Stavolta vi parlo de Il giardiniere spagnolo!
Harrington Brande è il console americano che arriva a San Jorge, nella Costa Brava, col figlio Nicholas.
Il bambino è diventato l’unico destinatario di tutto l’affetto e le cure dell’uomo, che esce da un matrimonio tormentato conclusosi con l’abbandono da parte di lei, e anche da una vita di ambizioni frustrate.
Per giustificare le sue attenzioni asfissianti che lo riducono a un ragazzino solitario, senza amici e sempre chiuso in casa, il padre lo ha dipinto come di salute cagionevole e bisognoso di cure, giustificato anche dal parere di uno psichiatra suo amico, il dott Halevy.
All’arrivo nella nuova splendida casa di campagna i due trovano due domestici, Magdalena e Garcia, che si presentano come marito e moglie, servizievoli e indaffarati al punto da conquistare subito l’approvazione del padre, mentre non riescono a dissipare una certa sensazione di diffidenza da parte di Nicco.

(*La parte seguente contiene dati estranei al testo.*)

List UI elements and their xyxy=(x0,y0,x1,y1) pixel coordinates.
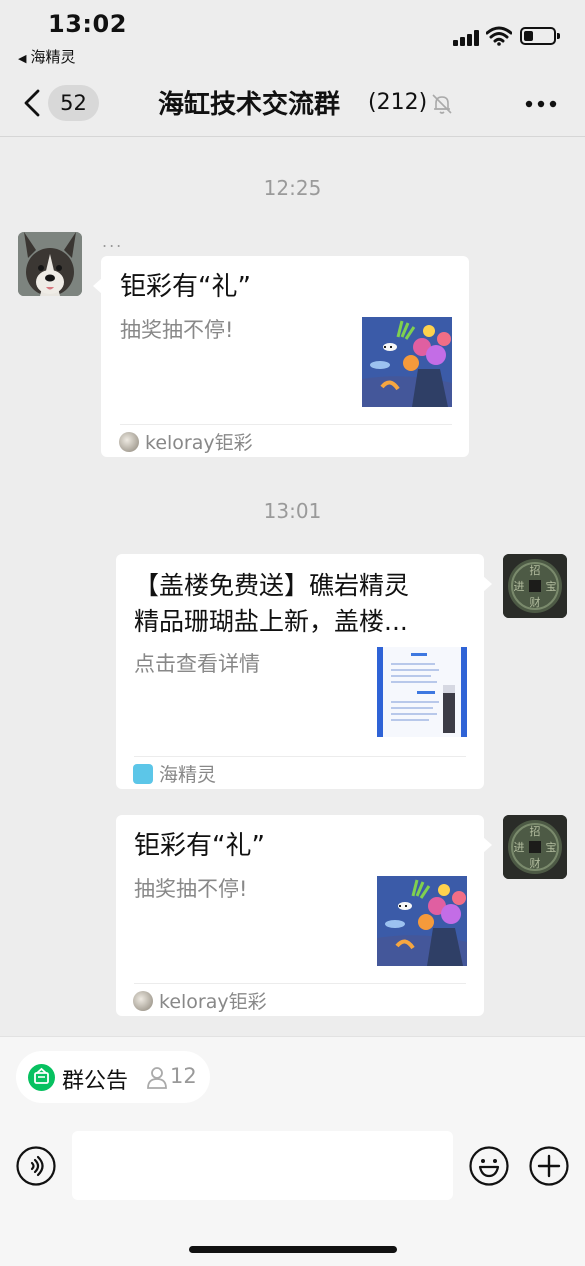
cellular-signal-icon xyxy=(453,30,479,46)
link-card-message[interactable]: 钜彩有“礼” 抽奖抽不停! keloray钜彩 xyxy=(93,256,469,457)
more-options-icon[interactable] xyxy=(525,100,557,108)
card-source-label: keloray钜彩 xyxy=(159,991,267,1013)
card-description: 点击查看详情 xyxy=(134,652,260,676)
group-notice-label: 群公告 xyxy=(62,1069,129,1094)
svg-text:财: 财 xyxy=(530,595,541,609)
svg-text:招: 招 xyxy=(530,824,541,838)
plus-icon[interactable] xyxy=(529,1146,569,1186)
card-description: 抽奖抽不停! xyxy=(134,877,248,901)
card-source: keloray钜彩 xyxy=(119,428,253,455)
card-description: 抽奖抽不停! xyxy=(120,318,234,342)
message-timestamp: 13:01 xyxy=(263,499,322,523)
status-bar: 13:02 ◀ 海精灵 xyxy=(0,0,585,70)
chat-title: 海缸技术交流群 xyxy=(158,90,341,120)
haijingling-logo-icon xyxy=(133,764,153,784)
svg-text:财: 财 xyxy=(530,856,541,870)
keloray-logo-icon xyxy=(133,991,153,1011)
battery-icon xyxy=(520,27,560,45)
card-source-label: 海精灵 xyxy=(159,764,217,786)
back-app-label: 海精灵 xyxy=(30,48,76,66)
card-title: 钜彩有“礼” xyxy=(134,831,265,861)
announcement-icon xyxy=(28,1064,55,1091)
avatar-coin[interactable]: 招 财 进 宝 xyxy=(503,815,567,879)
avatar-dog[interactable] xyxy=(18,232,82,296)
message-timestamp: 12:25 xyxy=(263,176,322,200)
card-source: keloray钜彩 xyxy=(133,987,267,1014)
chat-header: 52 海缸技术交流群 (212) xyxy=(0,70,585,137)
group-notice-button[interactable]: 群公告 12 xyxy=(16,1051,210,1103)
svg-text:宝: 宝 xyxy=(546,579,557,593)
link-card-message[interactable]: 钜彩有“礼” 抽奖抽不停! keloray钜彩 xyxy=(116,815,492,1016)
group-member-count: (212) xyxy=(368,90,428,115)
card-source: 海精灵 xyxy=(133,760,216,787)
wifi-icon xyxy=(486,26,512,46)
back-to-app-link[interactable]: ◀ 海精灵 xyxy=(18,46,75,67)
svg-text:进: 进 xyxy=(514,580,525,593)
coin-avatar-image: 招 财 进 宝 xyxy=(503,815,567,879)
coin-avatar-image: 招 财 进 宝 xyxy=(503,554,567,618)
person-icon xyxy=(147,1067,167,1089)
coral-thumbnail-image xyxy=(362,317,452,407)
voice-input-icon[interactable] xyxy=(16,1146,56,1186)
document-thumbnail-image xyxy=(377,647,467,737)
card-title: 钜彩有“礼” xyxy=(120,272,251,302)
coral-thumbnail-image xyxy=(377,876,467,966)
message-input[interactable] xyxy=(72,1131,453,1200)
link-card-message[interactable]: 【盖楼免费送】礁岩精灵 精品珊瑚盐上新，盖楼... 点击查看详情 海精灵 xyxy=(116,554,492,789)
card-title-line2: 精品珊瑚盐上新，盖楼... xyxy=(134,607,408,636)
svg-text:招: 招 xyxy=(530,563,541,577)
home-indicator[interactable] xyxy=(189,1246,397,1253)
card-title-line1: 【盖楼免费送】礁岩精灵 xyxy=(134,571,410,600)
status-time: 13:02 xyxy=(48,10,127,38)
svg-text:宝: 宝 xyxy=(546,840,557,854)
emoji-icon[interactable] xyxy=(469,1146,509,1186)
sender-name: ... xyxy=(102,232,124,251)
keloray-logo-icon xyxy=(119,432,139,452)
mute-bell-icon xyxy=(432,94,452,114)
back-chevron-icon[interactable] xyxy=(22,88,42,118)
svg-text:进: 进 xyxy=(514,841,525,854)
dog-avatar-image xyxy=(18,232,82,296)
unread-count-badge[interactable]: 52 xyxy=(48,85,99,121)
notice-read-count: 12 xyxy=(170,1064,197,1088)
card-source-label: keloray钜彩 xyxy=(145,432,253,454)
avatar-coin[interactable]: 招 财 进 宝 xyxy=(503,554,567,618)
back-triangle-icon: ◀ xyxy=(18,52,27,65)
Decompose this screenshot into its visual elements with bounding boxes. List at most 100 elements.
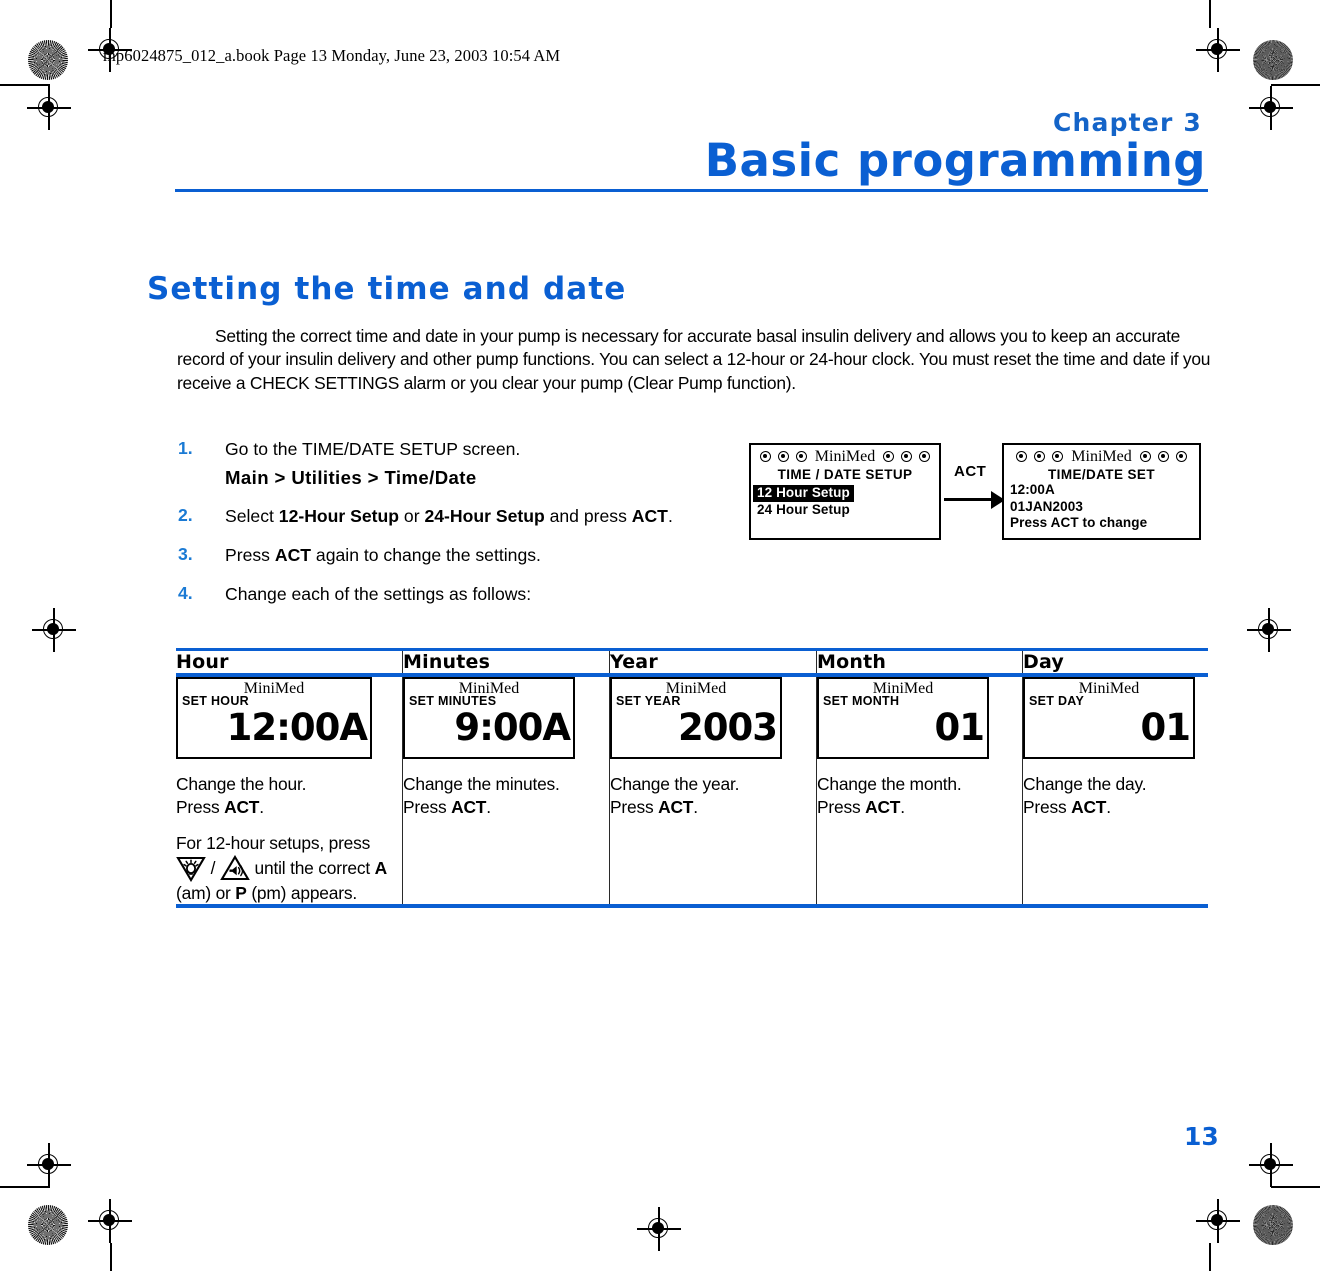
- cell-caption-minutes: Change the minutes. Press ACT.: [403, 773, 609, 818]
- caption-line: Change the month.: [817, 774, 962, 794]
- status-indicator-icon: [1157, 451, 1169, 462]
- caption-paragraph: Change the year. Press ACT.: [610, 773, 816, 818]
- caption-line: (pm) appears.: [246, 882, 357, 903]
- registration-crosshair-bottom-right-inner: [1196, 1199, 1240, 1243]
- column-header-month: Month: [816, 651, 1023, 673]
- caption-line: .: [486, 796, 491, 817]
- page-title: Basic programming: [704, 134, 1206, 187]
- step-text-bold: 24-Hour Setup: [424, 506, 545, 526]
- lcd-field-value: 9:00A: [454, 706, 571, 749]
- caption-line: For 12-hour setups, press: [176, 833, 371, 853]
- caption-bold: ACT: [224, 796, 260, 817]
- step-item-4: 4. Change each of the settings as follow…: [178, 583, 738, 606]
- chapter-label: Chapter 3: [1052, 108, 1202, 137]
- lcd-option-24-hour-setup[interactable]: 24 Hour Setup: [751, 502, 939, 519]
- pump-screen-time-date-set: MiniMed TIME/DATE SET 12:00A 01JAN2003 P…: [1002, 443, 1201, 540]
- trim-line-bottom-left-horizontal: [0, 1186, 50, 1188]
- caption-line: Press: [817, 796, 866, 817]
- pump-screen-set-year: MiniMed SET YEAR 2003: [610, 677, 782, 759]
- status-indicator-icon: [883, 451, 895, 462]
- act-transition-arrow: ACT: [944, 463, 1006, 523]
- caption-line: Change the hour.: [176, 774, 307, 794]
- registration-star-bottom-left: [28, 1205, 68, 1245]
- registration-crosshair-bottom-left-inner: [88, 1199, 132, 1243]
- column-header-hour: Hour: [176, 651, 403, 673]
- registration-star-bottom-right: [1253, 1205, 1293, 1245]
- table-cell-day: MiniMed SET DAY 01 Change the day. Press …: [1022, 677, 1212, 904]
- lcd-current-time: 12:00A: [1010, 482, 1055, 497]
- caption-line: .: [259, 796, 264, 817]
- lcd-field-value: 12:00A: [226, 706, 368, 749]
- caption-line: (am) or: [176, 882, 236, 903]
- dim-light-button-icon: [176, 855, 206, 882]
- alert-indicator-icon: [795, 451, 807, 462]
- pump-screen-set-hour: MiniMed SET HOUR 12:00A: [176, 677, 372, 759]
- caption-line: Press: [610, 796, 659, 817]
- status-indicator-icon: [919, 451, 931, 462]
- chapter-rule-divider: [175, 189, 1208, 192]
- lcd-status-bar: MiniMed: [751, 445, 939, 466]
- act-button-label: ACT: [954, 463, 987, 480]
- caption-line: Change the minutes.: [403, 774, 560, 794]
- lcd-field-value: 2003: [678, 706, 778, 749]
- lcd-screen-heading: TIME / DATE SETUP: [777, 467, 913, 482]
- status-indicator-icon: [901, 451, 913, 462]
- caption-bold: P: [235, 882, 247, 903]
- registration-crosshair-left-center: [32, 608, 76, 652]
- trim-line-bottom-left-vertical: [110, 1243, 112, 1271]
- status-indicator-icon: [1175, 451, 1187, 462]
- battery-indicator-icon: [759, 451, 771, 462]
- table-bottom-rule: [176, 904, 1208, 908]
- caption-bold: ACT: [865, 796, 901, 817]
- registration-crosshair-top-right-outer: [1249, 86, 1293, 130]
- step-item-3: 3. Press ACT again to change the setting…: [178, 544, 738, 567]
- trim-line-bottom-right-vertical: [1209, 1243, 1211, 1271]
- arrow-shaft: [944, 498, 994, 501]
- lcd-instruction: Press ACT to change: [1010, 515, 1148, 530]
- settings-table-body: MiniMed SET HOUR 12:00A Change the hour.…: [176, 677, 1212, 904]
- step-number: 1.: [178, 438, 193, 458]
- trim-line-top-left-horizontal: [0, 84, 50, 86]
- menu-path: Main > Utilities > Time/Date: [225, 467, 477, 488]
- table-cell-minutes: MiniMed SET MINUTES 9:00A Change the min…: [402, 677, 610, 904]
- trim-line-top-right-horizontal: [1271, 84, 1320, 86]
- lcd-status-bar: MiniMed: [1004, 445, 1199, 466]
- section-paragraph: Setting the correct time and date in you…: [177, 326, 1211, 393]
- column-header-year: Year: [609, 651, 817, 673]
- reservoir-indicator-icon: [777, 451, 789, 462]
- step-text-part: and press: [544, 506, 632, 526]
- caption-paragraph-am-pm: For 12-hour setups, press / until the co…: [176, 832, 402, 904]
- pump-screen-set-month: MiniMed SET MONTH 01: [817, 677, 989, 759]
- caption-bold: ACT: [1071, 796, 1107, 817]
- step-text-part: .: [667, 506, 673, 526]
- lcd-option-12-hour-setup[interactable]: 12 Hour Setup: [753, 485, 854, 502]
- pump-brand-label: MiniMed: [814, 447, 876, 465]
- step-text-bold: ACT: [274, 545, 312, 565]
- step-text: Change each of the settings as follows:: [225, 584, 532, 604]
- file-header-text: mp6024875_012_a.book Page 13 Monday, Jun…: [103, 46, 561, 65]
- table-header-row: Hour Minutes Year Month Day: [176, 651, 1212, 673]
- caption-line: Press: [403, 796, 452, 817]
- step-text-bold: ACT: [631, 506, 668, 526]
- registration-star-top-left: [28, 40, 68, 80]
- column-header-day: Day: [1022, 651, 1212, 673]
- cell-caption-day: Change the day. Press ACT.: [1023, 773, 1212, 818]
- caption-line: .: [693, 796, 698, 817]
- step-text-bold: 12-Hour Setup: [278, 506, 400, 526]
- caption-line: Press: [176, 796, 225, 817]
- registration-crosshair-top-left-outer: [27, 86, 71, 130]
- step-text: Go to the TIME/DATE SETUP screen.: [225, 439, 521, 459]
- caption-line: .: [1106, 796, 1111, 817]
- step-item-1: 1. Go to the TIME/DATE SETUP screen. Mai…: [178, 438, 738, 489]
- trim-line-top-right-vertical: [1209, 0, 1211, 28]
- registration-crosshair-top-right-inner: [1196, 28, 1240, 72]
- lcd-current-date: 01JAN2003: [1010, 498, 1083, 514]
- caption-line: Change the year.: [610, 774, 740, 794]
- steps-list: 1. Go to the TIME/DATE SETUP screen. Mai…: [178, 438, 738, 619]
- caption-bold: ACT: [451, 796, 487, 817]
- step-number: 4.: [178, 583, 193, 603]
- table-cell-month: MiniMed SET MONTH 01 Change the month. Pr…: [816, 677, 1023, 904]
- registration-crosshair-bottom-center: [637, 1207, 681, 1251]
- registration-crosshair-bottom-right-outer: [1249, 1143, 1293, 1187]
- caption-bold: ACT: [658, 796, 694, 817]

Assumono ben presto anche un giardiniere, Josè, un ragazzino che conquista subito le simpatie del coetaneo, suscitando nel padre però una forte ostilità dovuta alla gelosia del sentirsi in competizione nelle sue attenzioni e affetto.
Tutto questo condurrà ad eventi inimmaginabili.
Quando ho iniziato questo libro mai avrei immaginato dove avrebbero potuto portare le reazioni e le conseguenti azioni di quest’uomo.
Inizialmente infatti sembra si tratti di un romanzo di narrativa dedicato alla vita rurale e nulla fa pensare che possa assumere il carattere tragico e forte che invece ritroviamo alla fine.
L’uomo che è protagonista di tutto ciò è semplicemente un uomo profondamente squilibrato, narcisista all’inverosimile, al punto da distruggere le esistenze di chiunque gli stia intorno, perfino del figlio e dietro all’affetto per il quale si nasconde solo, ma che si rivela solo un palliativo per il proprio ego ferito.
Non ho potuto fare a meno di provare per lui un’innata avversione, nonostante in realtà la mia vocazione professionale mi abbia portata a vedere come avrebbe solo avuto bisogno di aiuto serio.
Ma quello a cui sarebbe dovuto servire il dottor Halevy, non si realizza; questo anzi si mostra solo, in tutta la sua pochezza professionale, come sobillatore dell’isteria regnante acuendone le fragilità e aizzandolo verso le persone sbagliate, portando all’inevitabile tracollo finale.
Per lui ho provato invece vero odio, al pensiero che di personaggi così ne siano esistiti purtroppo davvero tanti in passato, che, sentendosi superiori e in possesso della verità assoluta, abbiano devastato gli animi dei loro pazienti, conducendoli alla rovina.
Ovviamente il triste finale, che non è prevedibile se non fino a pochi istanti prima, in quanto l’anima malata e tormentata del protagonista vorrebbe tentare di farsi perdonare per quanto commesso, non arrivare all’epilogo verso cui invece si dirige, non può lasciarmi che tanta tanta amarezza.
Ho però in fondo apprezzato la scelta dell’autore perché rispecchia purtroppo la triste realtà e non un finale romanzesco di finzione.
È da dire che comunque sembrerebbe che il figlio cominci a comprendere alla fine con chi avesse a che fare e a prenderne le distanze.
So dalla biografia di Cronin che tanti suoi romanzi siano stati trasposti in film e, dopo aver letto questo, posso facilmente capire perché.
Sembra di leggere una sceneggiatura. Le immagini scorrono velocemente davanti agli occhi durante la lettura, rese alla perfezione, lasciando spesso e volentieri posto ai dialoghi che riescono a dare perfettamente l’idea dei personaggi che ci troviamo di fronte, nonostante siano in realtà pochissimo descritti.